Former Education Secretary Justine Greening, said the “system has to protect the most vulnerable”.
“The problem with a continued benefits freeze is it does not sit alongside recognition by ministers on public sector pay caps being lifted because of the need to keep pace with inflation," she said.
Heidi Allen, a Tory MP and member of the Work and Pensions Select Committee, said it was wrong to “give with one hand on work allowances and take with the other on the benefits freeze”.
She said: “The benefit freeze has gone on for too long; it does not make logical or moral sense to say that everybody else’s cost of living is increasing but people on benefits — often in work — that their cost of living isn’t increasing."
A Government spokesman told the paper: “Tackling poverty is one of our fundamental goals and with this government’s changes there are now one million fewer people living in absolute poverty compared with 2010, including 300,000 fewer children.

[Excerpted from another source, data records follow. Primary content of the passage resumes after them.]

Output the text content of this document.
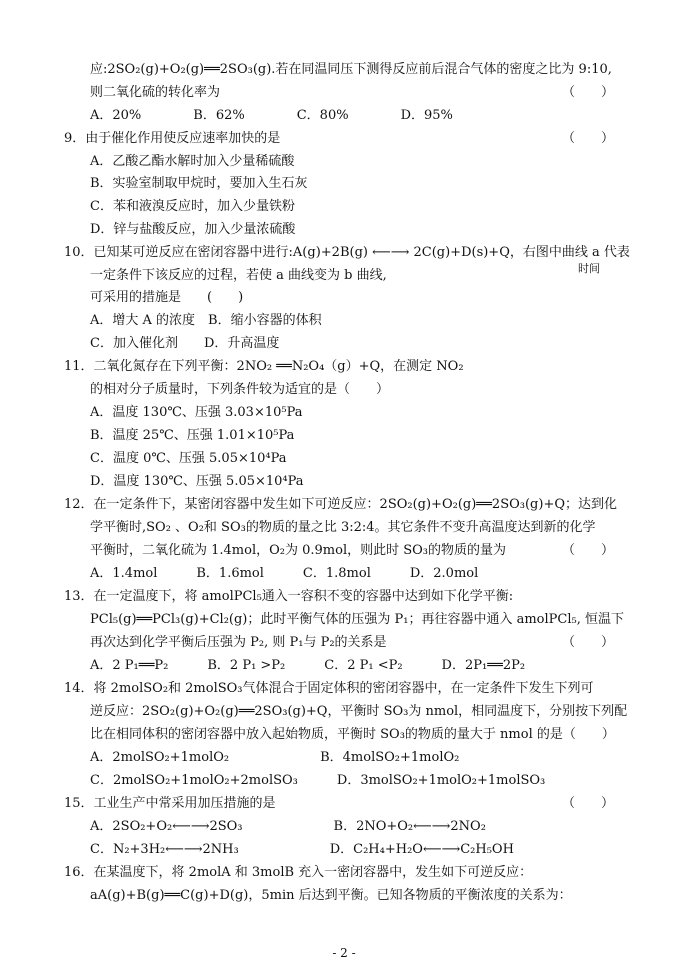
应:2SO₂(g)+O₂(g)══2SO₃(g).若在同温同压下测得反应前后混合气体的密度之比为 9:10,
则二氧化硫的转化率为	（　　）
A．20%　　　　B．62%　　　　C．80%　　　　D．95%
9．由于催化作用使反应速率加快的是	（　　）
A．乙酸乙酯水解时加入少量稀硫酸
B．实验室制取甲烷时，要加入生石灰
C．苯和液溴反应时，加入少量铁粉
D．锌与盐酸反应，加入少量浓硫酸
10．已知某可逆反应在密闭容器中进行:A(g)+2B(g) ⟵⟶ 2C(g)+D(s)+Q，右图中曲线 a 代表
时间
一定条件下该反应的过程，若使 a 曲线变为 b 曲线,
可采用的措施是　　(　　)
A．增大 A 的浓度　B．缩小容器的体积
C．加入催化剂　　D．升高温度
11．二氧化氮存在下列平衡：2NO₂ ══N₂O₄（g）+Q，在测定 NO₂
的相对分子质量时，下列条件较为适宜的是（　　）
A．温度 130℃、压强 3.03×10⁵Pa
B．温度 25℃、压强 1.01×10⁵Pa
C．温度 0℃、压强 5.05×10⁴Pa
D．温度 130℃、压强 5.05×10⁴Pa
12．在一定条件下，某密闭容器中发生如下可逆反应：2SO₂(g)+O₂(g)══2SO₃(g)+Q；达到化
学平衡时,SO₂ 、O₂和 SO₃的物质的量之比 3:2:4。其它条件不变升高温度达到新的化学
平衡时，二氧化硫为 1.4mol，O₂为 0.9mol，则此时 SO₃的物质的量为	（　　）
A．1.4mol　　　B．1.6mol　　　C．1.8mol　　　D．2.0mol
13．在一定温度下，将 amolPCl₅通入一容积不变的容器中达到如下化学平衡:
PCl₅(g)══PCl₃(g)+Cl₂(g)；此时平衡气体的压强为 P₁；再往容器中通入 amolPCl₅, 恒温下
再次达到化学平衡后压强为 P₂, 则 P₁与 P₂的关系是	（　　）
A．2 P₁══P₂　　　B．2 P₁ >P₂　　　C．2 P₁ <P₂　　　D．2P₁══2P₂
14．将 2molSO₂和 2molSO₃气体混合于固定体积的密闭容器中，在一定条件下发生下列可
逆反应：2SO₂(g)+O₂(g)══2SO₃(g)+Q，平衡时 SO₃为 nmol，相同温度下，分别按下列配
比在相同体积的密闭容器中放入起始物质，平衡时 SO₃的物质的量大于 nmol 的是（　　）
A．2molSO₂+1molO₂　　　　　　　B．4molSO₂+1molO₂
C．2molSO₂+1molO₂+2molSO₃　　　D．3molSO₂+1molO₂+1molSO₃
15．工业生产中常采用加压措施的是	（　　）
A．2SO₂+O₂⟵⟶2SO₃　　　　　　　B．2NO+O₂⟵⟶2NO₂
C．N₂+3H₂⟵⟶2NH₃　　　　　　　D．C₂H₄+H₂O⟵⟶C₂H₅OH
16．在某温度下，将 2molA 和 3molB 充入一密闭容器中，发生如下可逆反应：
aA(g)+B(g)══C(g)+D(g)，5min 后达到平衡。已知各物质的平衡浓度的关系为：
- 2 -
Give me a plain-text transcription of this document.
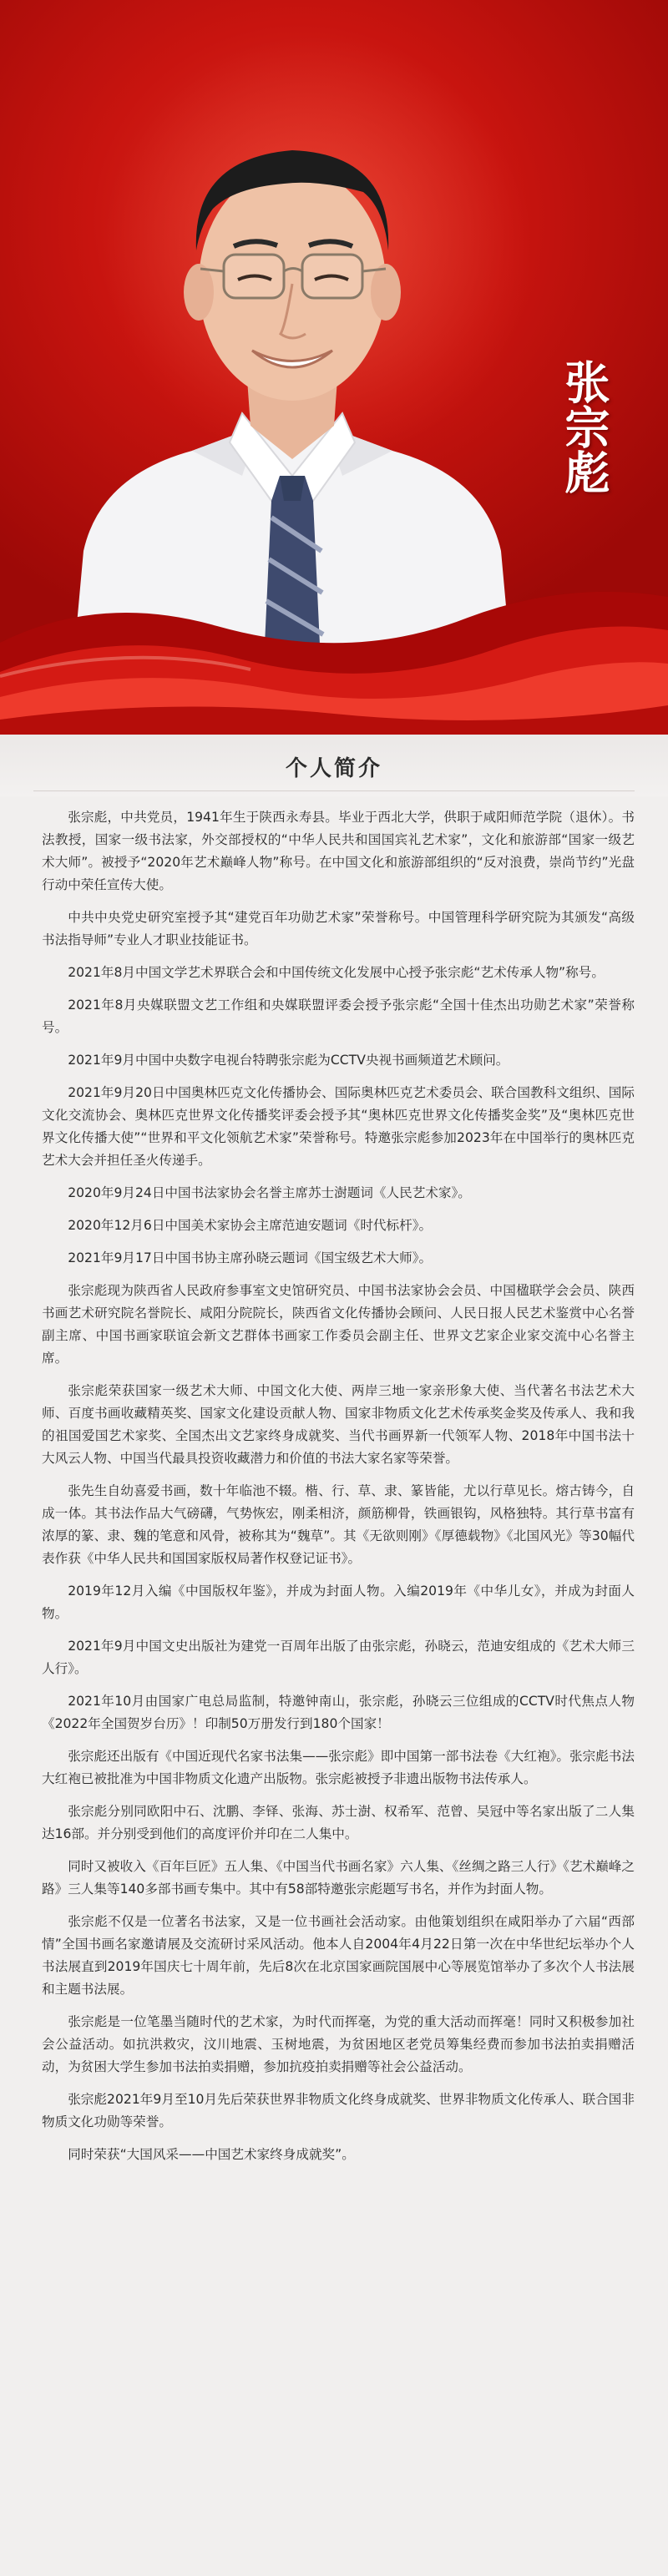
张宗彪
个人简介

张宗彪，中共党员，1941年生于陕西永寿县。毕业于西北大学，供职于咸阳师范学院（退休）。书法教授，国家一级书法家，外交部授权的“中华人民共和国国宾礼艺术家”，文化和旅游部“国家一级艺术大师”。被授予“2020年艺术巅峰人物”称号。在中国文化和旅游部组织的“反对浪费，崇尚节约”光盘行动中荣任宣传大使。

中共中央党史研究室授予其“建党百年功勋艺术家”荣誉称号。中国管理科学研究院为其颁发“高级书法指导师”专业人才职业技能证书。

2021年8月中国文学艺术界联合会和中国传统文化发展中心授予张宗彪“艺术传承人物”称号。

2021年8月央媒联盟文艺工作组和央媒联盟评委会授予张宗彪“全国十佳杰出功勋艺术家”荣誉称号。

2021年9月中国中央数字电视台特聘张宗彪为CCTV央视书画频道艺术顾问。

2021年9月20日中国奥林匹克文化传播协会、国际奥林匹克艺术委员会、联合国教科文组织、国际文化交流协会、奥林匹克世界文化传播奖评委会授予其“奥林匹克世界文化传播奖金奖”及“奥林匹克世界文化传播大使”“世界和平文化领航艺术家”荣誉称号。特邀张宗彪参加2023年在中国举行的奥林匹克艺术大会并担任圣火传递手。

2020年9月24日中国书法家协会名誉主席苏士澍题词《人民艺术家》。

2020年12月6日中国美术家协会主席范迪安题词《时代标杆》。

2021年9月17日中国书协主席孙晓云题词《国宝级艺术大师》。

张宗彪现为陕西省人民政府参事室文史馆研究员、中国书法家协会会员、中国楹联学会会员、陕西书画艺术研究院名誉院长、咸阳分院院长，陕西省文化传播协会顾问、人民日报人民艺术鉴赏中心名誉副主席、中国书画家联谊会新文艺群体书画家工作委员会副主任、世界文艺家企业家交流中心名誉主席。

张宗彪荣获国家一级艺术大师、中国文化大使、两岸三地一家亲形象大使、当代著名书法艺术大师、百度书画收藏精英奖、国家文化建设贡献人物、国家非物质文化艺术传承奖金奖及传承人、我和我的祖国爱国艺术家奖、全国杰出文艺家终身成就奖、当代书画界新一代领军人物、2018年中国书法十大风云人物、中国当代最具投资收藏潜力和价值的书法大家名家等荣誉。

张先生自幼喜爱书画，数十年临池不辍。楷、行、草、隶、篆皆能，尤以行草见长。熔古铸今，自成一体。其书法作品大气磅礴，气势恢宏，刚柔相济，颜筋柳骨，铁画银钩，风格独特。其行草书富有浓厚的篆、隶、魏的笔意和风骨，被称其为“魏草”。其《无欲则刚》《厚德载物》《北国风光》等30幅代表作获《中华人民共和国国家版权局著作权登记证书》。

2019年12月入编《中国版权年鉴》，并成为封面人物。入编2019年《中华儿女》，并成为封面人物。

2021年9月中国文史出版社为建党一百周年出版了由张宗彪，孙晓云，范迪安组成的《艺术大师三人行》。

2021年10月由国家广电总局监制，特邀钟南山，张宗彪，孙晓云三位组成的CCTV时代焦点人物《2022年全国贺岁台历》！印制50万册发行到180个国家！

张宗彪还出版有《中国近现代名家书法集——张宗彪》即中国第一部书法卷《大红袍》。张宗彪书法大红袍已被批准为中国非物质文化遗产出版物。张宗彪被授予非遗出版物书法传承人。

张宗彪分别同欧阳中石、沈鹏、李铎、张海、苏士澍、权希军、范曾、吴冠中等名家出版了二人集达16部。并分别受到他们的高度评价并印在二人集中。

同时又被收入《百年巨匠》五人集、《中国当代书画名家》六人集、《丝绸之路三人行》《艺术巅峰之路》三人集等140多部书画专集中。其中有58部特邀张宗彪题写书名，并作为封面人物。

张宗彪不仅是一位著名书法家，又是一位书画社会活动家。由他策划组织在咸阳举办了六届“西部情”全国书画名家邀请展及交流研讨采风活动。他本人自2004年4月22日第一次在中华世纪坛举办个人书法展直到2019年国庆七十周年前，先后8次在北京国家画院国展中心等展览馆举办了多次个人书法展和主题书法展。

张宗彪是一位笔墨当随时代的艺术家，为时代而挥毫，为党的重大活动而挥毫！同时又积极参加社会公益活动。如抗洪救灾，汶川地震、玉树地震，为贫困地区老党员筹集经费而参加书法拍卖捐赠活动，为贫困大学生参加书法拍卖捐赠，参加抗疫拍卖捐赠等社会公益活动。

张宗彪2021年9月至10月先后荣获世界非物质文化终身成就奖、世界非物质文化传承人、联合国非物质文化功勋等荣誉。

同时荣获“大国风采——中国艺术家终身成就奖”。
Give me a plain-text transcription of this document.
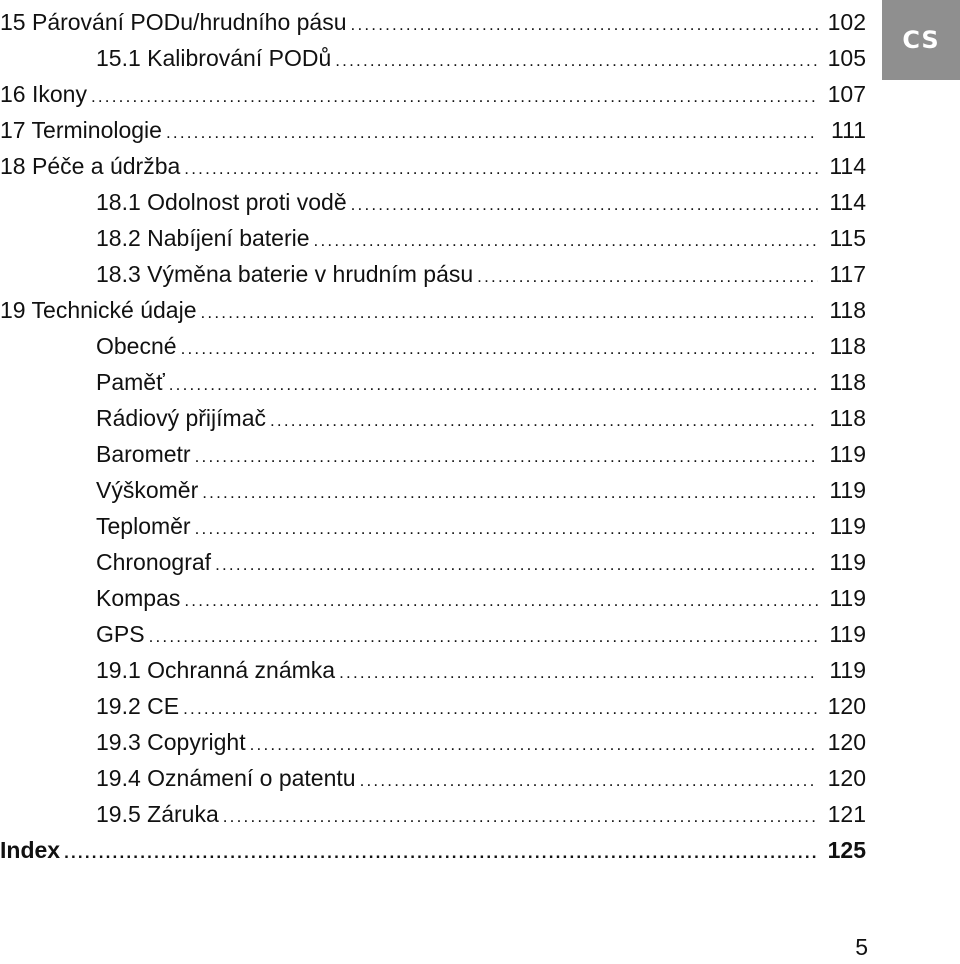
15 Párování PODu/hrudního pásu .....	102
15.1 Kalibrování PODů .....	105
16 Ikony .....	107
17 Terminologie .....	111
18 Péče a údržba .....	114
18.1 Odolnost proti vodě .....	114
18.2 Nabíjení baterie .....	115
18.3 Výměna baterie v hrudním pásu .....	117
19 Technické údaje .....	118
Obecné .....	118
Paměť .....	118
Rádiový přijímač .....	118
Barometr .....	119
Výškoměr .....	119
Teploměr .....	119
Chronograf .....	119
Kompas .....	119
GPS .....	119
19.1 Ochranná známka .....	119
19.2 CE .....	120
19.3 Copyright .....	120
19.4 Oznámení o patentu .....	120
19.5 Záruka .....	121
Index .....	125
CS
5
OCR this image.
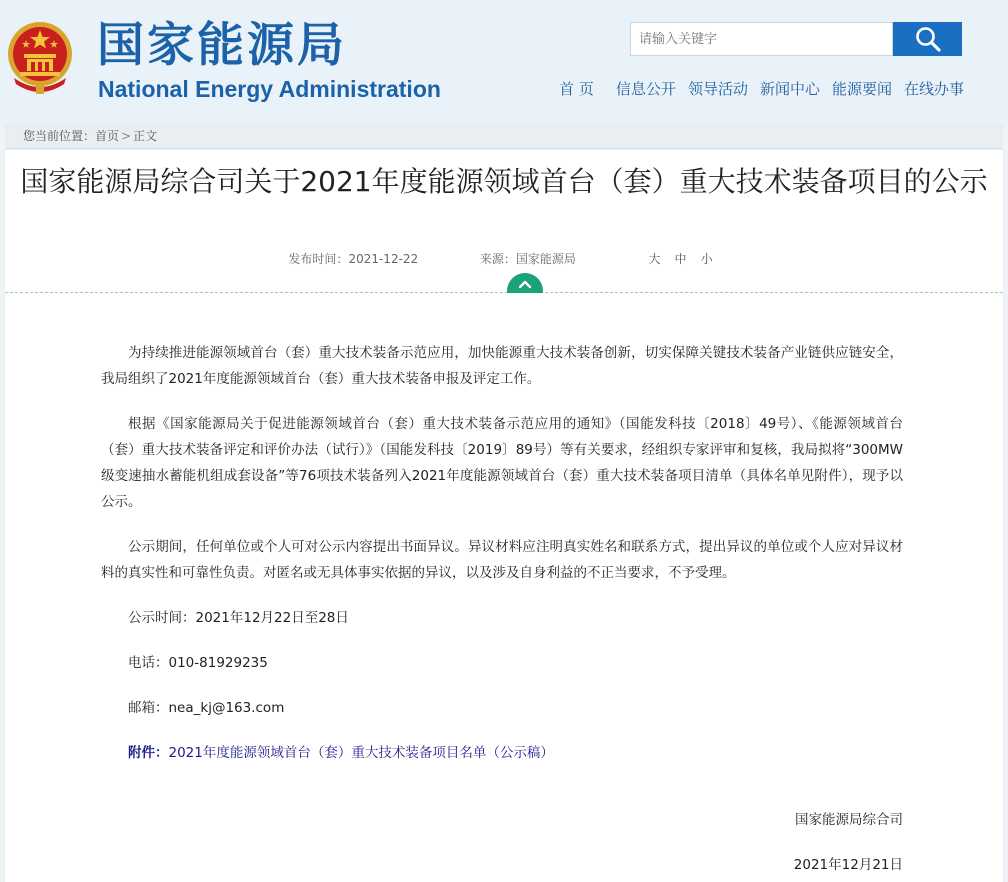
国家能源局
National Energy Administration
请输入关键字	首 页 信息公开 领导活动 新闻中心 能源要闻 在线办事
您当前位置：首页 > 正文
国家能源局综合司关于2021年度能源领域首台（套）重大技术装备项目的公示
发布时间：2021-12-22	来源：国家能源局	大 中 小

为持续推进能源领域首台（套）重大技术装备示范应用，加快能源重大技术装备创新，切实保障关键技术装备产业链供应链安全，我局组织了2021年度能源领域首台（套）重大技术装备申报及评定工作。

根据《国家能源局关于促进能源领域首台（套）重大技术装备示范应用的通知》（国能发科技〔2018〕49号）、《能源领域首台（套）重大技术装备评定和评价办法（试行）》（国能发科技〔2019〕89号）等有关要求，经组织专家评审和复核，我局拟将“300MW级变速抽水蓄能机组成套设备”等76项技术装备列入2021年度能源领域首台（套）重大技术装备项目清单（具体名单见附件），现予以公示。

公示期间，任何单位或个人可对公示内容提出书面异议。异议材料应注明真实姓名和联系方式，提出异议的单位或个人应对异议材料的真实性和可靠性负责。对匿名或无具体事实依据的异议，以及涉及自身利益的不正当要求，不予受理。

公示时间：2021年12月22日至28日

电话：010-81929235

邮箱：nea_kj@163.com

附件：2021年度能源领域首台（套）重大技术装备项目名单（公示稿）

国家能源局综合司
2021年12月21日
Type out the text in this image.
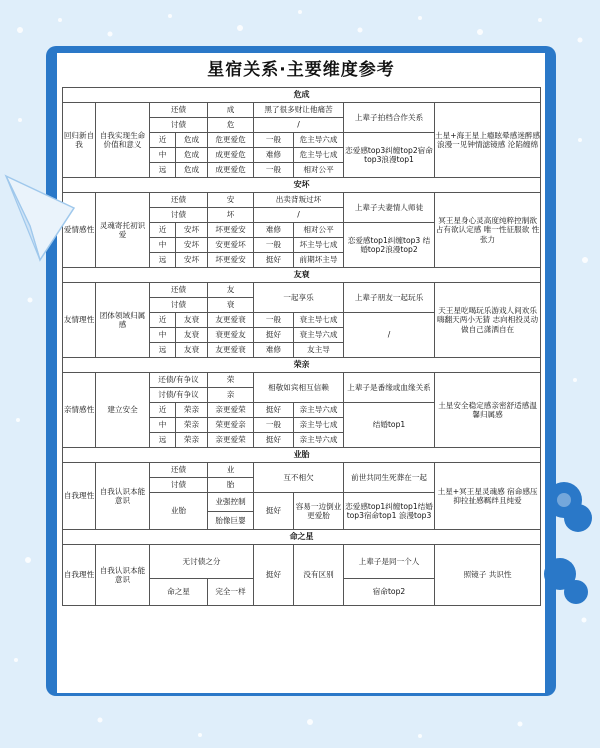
星宿关系·主要维度参考
危成								
回归新自我	自我实现生命价值和意义	还债		成	黑了很多财让他痛苦		上辈子拍档合作关系	土星+海王星上瘾眩晕感迷醉感 浪漫一见钟情滤镜感 沦陷缠绵
		讨债		危	/			
		近	危成	危更爱危	一般	危主导六成	恋爱感top3纠缠top2宿命top3浪漫top1	
		中	危成	成更爱危	难修	危主导七成		
		远	危成	成更爱危	一般	相对公平		
安坏								
爱情感性	灵魂寄托初识爱	还债		安	出卖背叛过坏		上辈子夫妻情人师徒	冥王星身心灵高度纯粹控制欲 占有欲认定感 唯一性征服欲 性张力
		讨债		坏	/			
		近	安坏	坏更爱安	难修	相对公平	恋爱感top1纠缠top3 结婚top2浪漫top2	
		中	安坏	安更爱坏	一般	坏主导七成		
		远	安坏	坏更爱安	挺好	前期坏主导		
友衰								
友情理性	团体领域归属感	还债		友	一起享乐		上辈子朋友一起玩乐	天王星吃喝玩乐游戏人间欢乐嗨翻天两小无猜 志向相投灵动做自己潇洒自在
		讨债		衰				
		近	友衰	友更爱衰	一般	衰主导七成	/	
		中	友衰	衰更爱友	挺好	衰主导六成		
		远	友衰	友更爱衰	难修	友主导		
荣亲								
亲情感性	建立安全	还债/有争议		荣	相敬如宾相互信赖		上辈子是番缘或血缘关系	土星安全稳定感亲密舒适感温馨归属感
		讨债/有争议		亲				
		近	荣亲	亲更爱荣	挺好	亲主导六成	结婚top1	
		中	荣亲	荣更爱亲	一般	亲主导七成		
		远	荣亲	亲更爱荣	挺好	亲主导六成		
业胎								
自我理性	自我认识本能意识	还债		业	互不相欠		前世共同生死葬在一起	土星+冥王星灵魂感 宿命感压抑拉扯感羁绊且纯爱
		讨债		胎				
		业胎		业强控制	挺好	容易一边倒业更爱胎	恋爱感top1纠缠top1结婚top3宿命top1 浪漫top3	
				胎像巨婴				
命之星								
自我理性	自我认识本能意识	无讨债之分			挺好	没有区别	上辈子是同一个人	照镜子 共识性
		命之星		完全一样			宿命top2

“We know the best route out of poverty is through work, and universal credit is supporting people into work faster and helping them stay in work longer. Last week we announced that 2.4 million households would be £630 better off a year as a result of raising the work allowance.
“Since 2010 we’ve seen 1,000 people move into work each and every day and the increase to the national living wage has given the lowest earners a significant pay rise.”